Berwyn, Illinois no longer is a safe place. True, bad things happen everywhere, and to everyone. To people who are strong, to people who are not so strong, to men, to women, to children, to the elderly. Gay or straight, black or white, it doesn’t matter. Crime, hate, fear, it does not discriminate. But that doesn’t mean I have to sit around and wait for it to happen to me or mine. So, what does that mean?
I want to move out. No, I don’t have a big-time job to support myself, but my girlfriend will in the fall, so when she moves this summer, I will move with her. Yes, it is risky to pull that trigger, but it is not being done on a whim; it’s being done so someone doesn’t pull that trigger on me. I am going to talk to my friends and family about keeping alert and carrying protection with them at all times. To keep their wits about them, to hold pepper spray or mace, or even a knife if they have one. To stay safe, goddammit. That’s what this is all about.
What’s the most disturbing is this piece of shit remains on the loose. Thankfully (to my knowledge), the young lady managed to escape his grasp. She kicked, she screamed, she shouted, she cried out for help. She did wonderful. But others are not so lucky. Others need to know what is going on and what to do. And maybe I’m not the person to do it, maybe I’m not the one to make that call. All I know is I am shaken to my very foundation with the knowledge that someday, it could be me or somebody I love. That it’s just a matter of time before it consumes us, one and all.

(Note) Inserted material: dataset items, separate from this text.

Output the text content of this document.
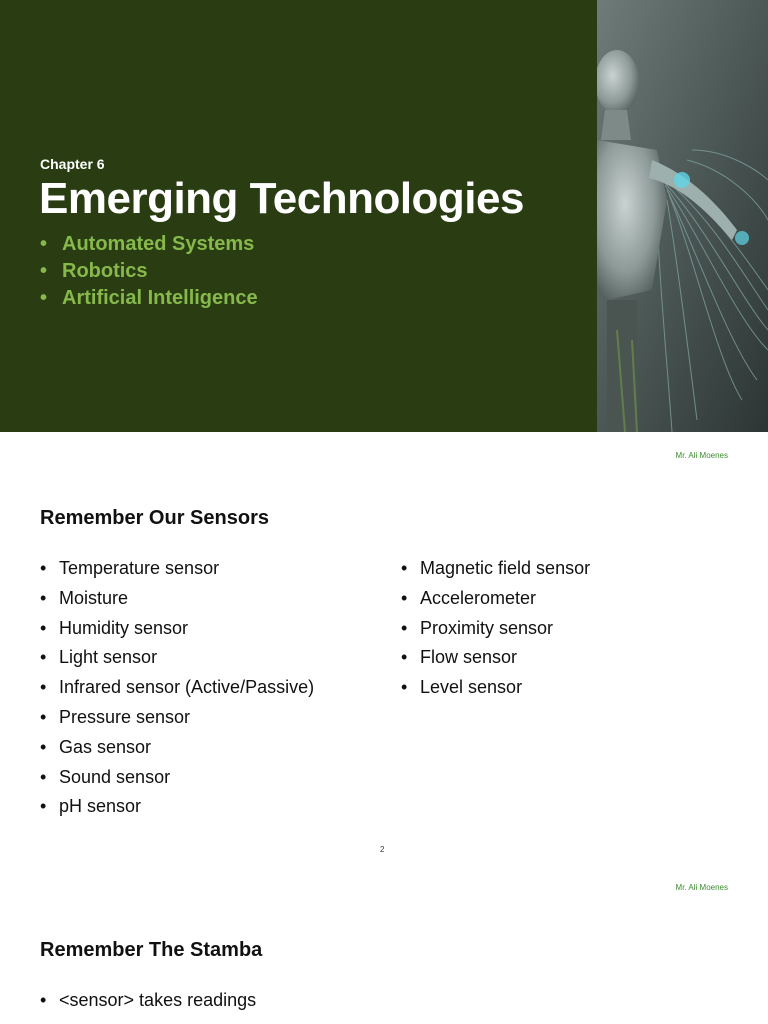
Chapter 6
Emerging Technologies
• Automated Systems
• Robotics
• Artificial Intelligence
Mr. Ali Moenes
Remember Our Sensors
• Temperature sensor
• Moisture
• Humidity sensor
• Light sensor
• Infrared sensor (Active/Passive)
• Pressure sensor
• Gas sensor
• Sound sensor
• pH sensor
• Magnetic field sensor
• Accelerometer
• Proximity sensor
• Flow sensor
• Level sensor
2
Mr. Ali Moenes
Remember The Stamba
• <sensor> takes readings
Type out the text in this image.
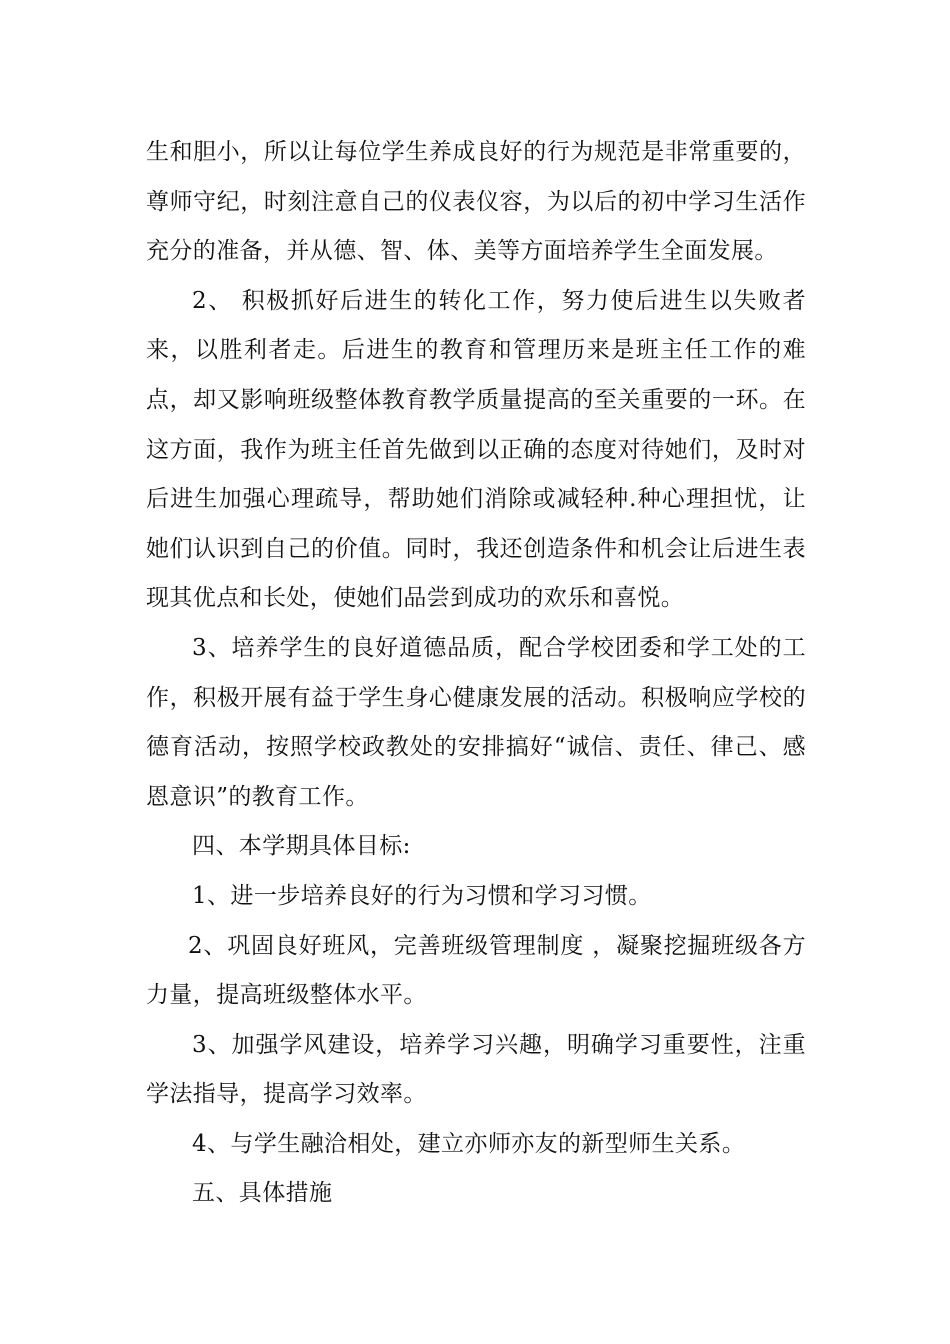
生和胆小，所以让每位学生养成良好的行为规范是非常重要的，尊师守纪，时刻注意自己的仪表仪容，为以后的初中学习生活作充分的准备，并从德、智、体、美等方面培养学生全面发展。

2、 积极抓好后进生的转化工作，努力使后进生以失败者来，以胜利者走。后进生的教育和管理历来是班主任工作的难点，却又影响班级整体教育教学质量提高的至关重要的一环。在这方面，我作为班主任首先做到以正确的态度对待她们，及时对后进生加强心理疏导，帮助她们消除或减轻种.种心理担忧，让她们认识到自己的价值。同时，我还创造条件和机会让后进生表现其优点和长处，使她们品尝到成功的欢乐和喜悦。

3、培养学生的良好道德品质，配合学校团委和学工处的工作，积极开展有益于学生身心健康发展的活动。积极响应学校的德育活动，按照学校政教处的安排搞好“诚信、责任、律己、感恩意识”的教育工作。

四、本学期具体目标:

1、进一步培养良好的行为习惯和学习习惯。

2、巩固良好班风，完善班级管理制度 ，凝聚挖掘班级各方力量，提高班级整体水平。

3、加强学风建设，培养学习兴趣，明确学习重要性，注重学法指导，提高学习效率。

4、与学生融洽相处，建立亦师亦友的新型师生关系。

五、具体措施
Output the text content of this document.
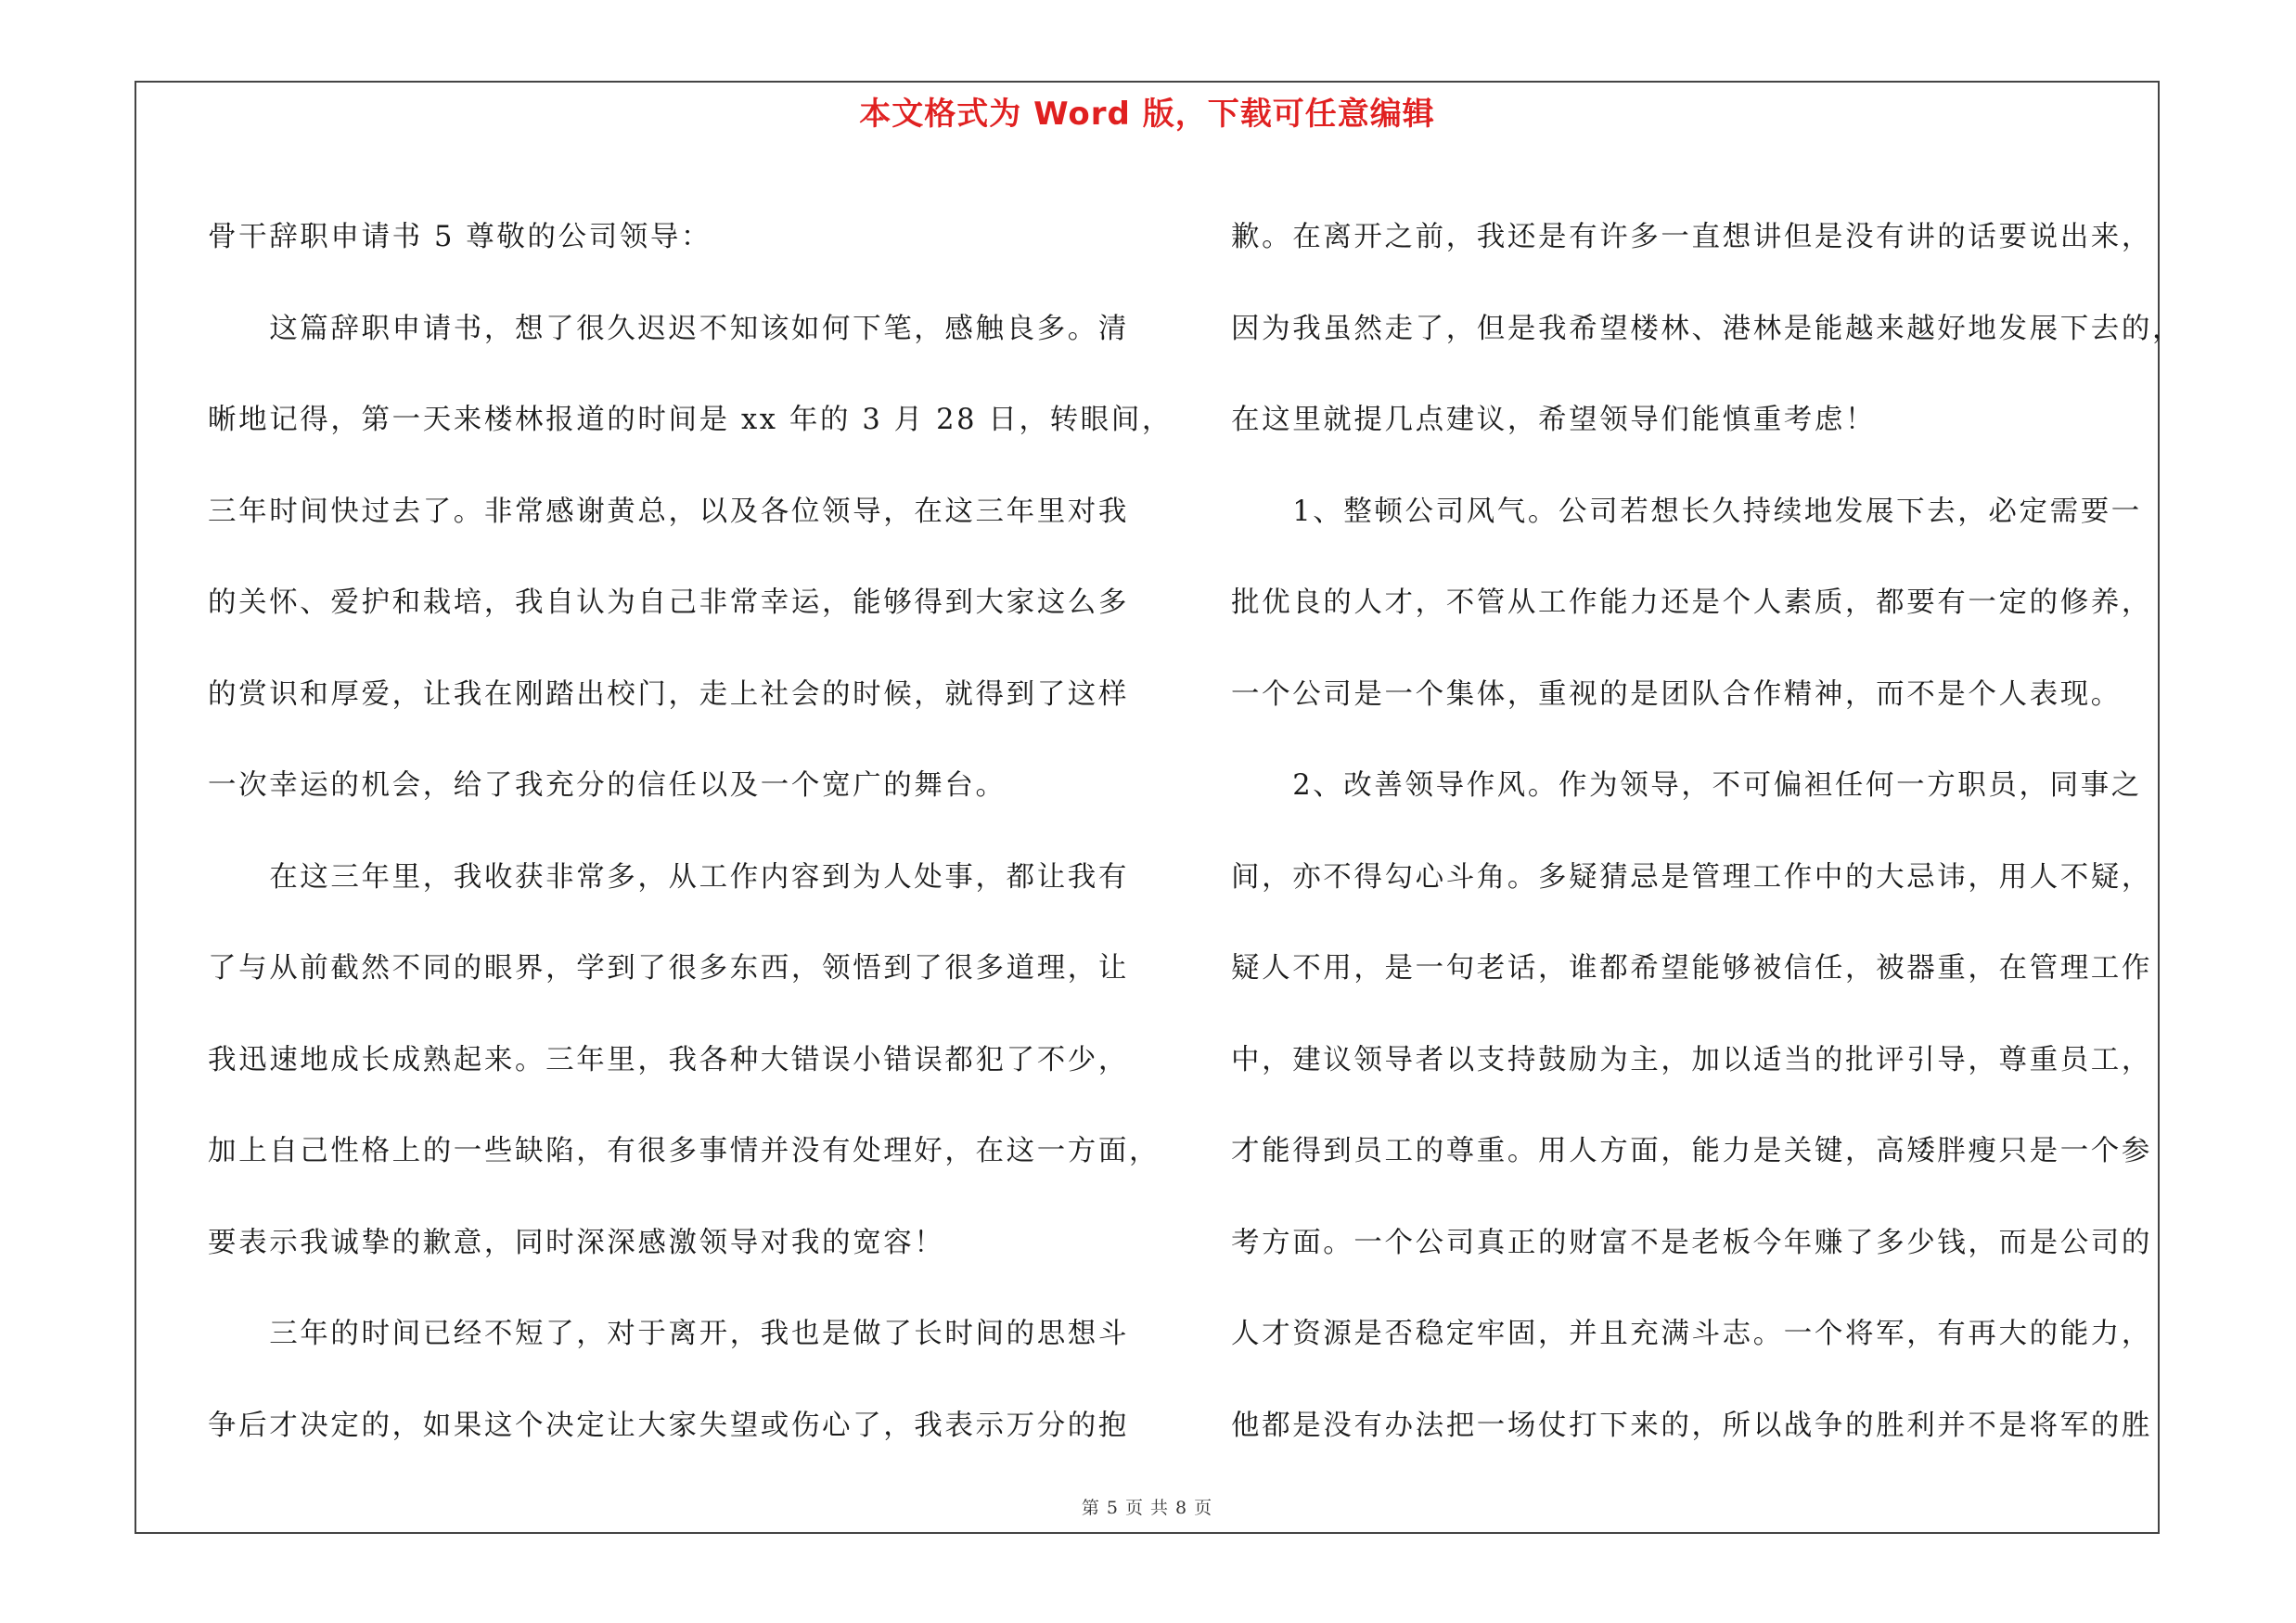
本文格式为 Word 版，下载可任意编辑
骨干辞职申请书 5 尊敬的公司领导：
　　这篇辞职申请书，想了很久迟迟不知该如何下笔，感触良多。清
晰地记得，第一天来楼林报道的时间是 xx 年的 3 月 28 日，转眼间，
三年时间快过去了。非常感谢黄总，以及各位领导，在这三年里对我
的关怀、爱护和栽培，我自认为自己非常幸运，能够得到大家这么多
的赏识和厚爱，让我在刚踏出校门，走上社会的时候，就得到了这样
一次幸运的机会，给了我充分的信任以及一个宽广的舞台。
　　在这三年里，我收获非常多，从工作内容到为人处事，都让我有
了与从前截然不同的眼界，学到了很多东西，领悟到了很多道理，让
我迅速地成长成熟起来。三年里，我各种大错误小错误都犯了不少，
加上自己性格上的一些缺陷，有很多事情并没有处理好，在这一方面，
要表示我诚挚的歉意，同时深深感激领导对我的宽容！
　　三年的时间已经不短了，对于离开，我也是做了长时间的思想斗
争后才决定的，如果这个决定让大家失望或伤心了，我表示万分的抱
歉。在离开之前，我还是有许多一直想讲但是没有讲的话要说出来，
因为我虽然走了，但是我希望楼林、港林是能越来越好地发展下去的，
在这里就提几点建议，希望领导们能慎重考虑！
　　1、整顿公司风气。公司若想长久持续地发展下去，必定需要一
批优良的人才，不管从工作能力还是个人素质，都要有一定的修养，
一个公司是一个集体，重视的是团队合作精神，而不是个人表现。
　　2、改善领导作风。作为领导，不可偏袒任何一方职员，同事之
间，亦不得勾心斗角。多疑猜忌是管理工作中的大忌讳，用人不疑，
疑人不用，是一句老话，谁都希望能够被信任，被器重，在管理工作
中，建议领导者以支持鼓励为主，加以适当的批评引导，尊重员工，
才能得到员工的尊重。用人方面，能力是关键，高矮胖瘦只是一个参
考方面。一个公司真正的财富不是老板今年赚了多少钱，而是公司的
人才资源是否稳定牢固，并且充满斗志。一个将军，有再大的能力，
他都是没有办法把一场仗打下来的，所以战争的胜利并不是将军的胜
第 5 页 共 8 页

Berwyn, Illinois no longer is a safe haven for those seeking safety. It was when I was a kid, when the most we had to worry about were a few street toughs and the occasional pot bust, but today? It’s absolute murder out there. There are coke dealers living around the corner, rapes happening in my own alleyway, people being shot on my block. And I’m supposed to feel safe? Safe?! This used to be a place to raise a family, but I can say that no longer.
To everyone reading, however many or few, don’t think I’m being pushy when I ask you to keep your wits about you at all times, day and night. Crime doesn’t have a bed time. Protect yourself and yours. Keep your eyes open at all times. Watch what you drink. When you go out, go out in groups. The young lady who was victimized last night was parking her car across the street from her home. She was maybe 50 feet from her front door. While whatever heads up I can give you may help in the long run, I feel it won’t ever be enough. It takes but one sick asshole to instill a panic, and that’s just what this one sick asshole has done.
I’m scared. Scared to leave home, scared for my mother and my sister, who doesn’t even live here anymore. Scared for my girlfriend, who occasionally goes out alone late at night to study. Scared to walk through my own gangway. Scared to park my car in front of my own damn house. And scariest of all is at one time I thought it couldn’t happen here. That those people I read about in the papers in the police blotter, well, they were far enough away for it not to get to me.
Now it’s my neighbors who are in the papers. How soon before it is me? How close is too close, I ask? How close?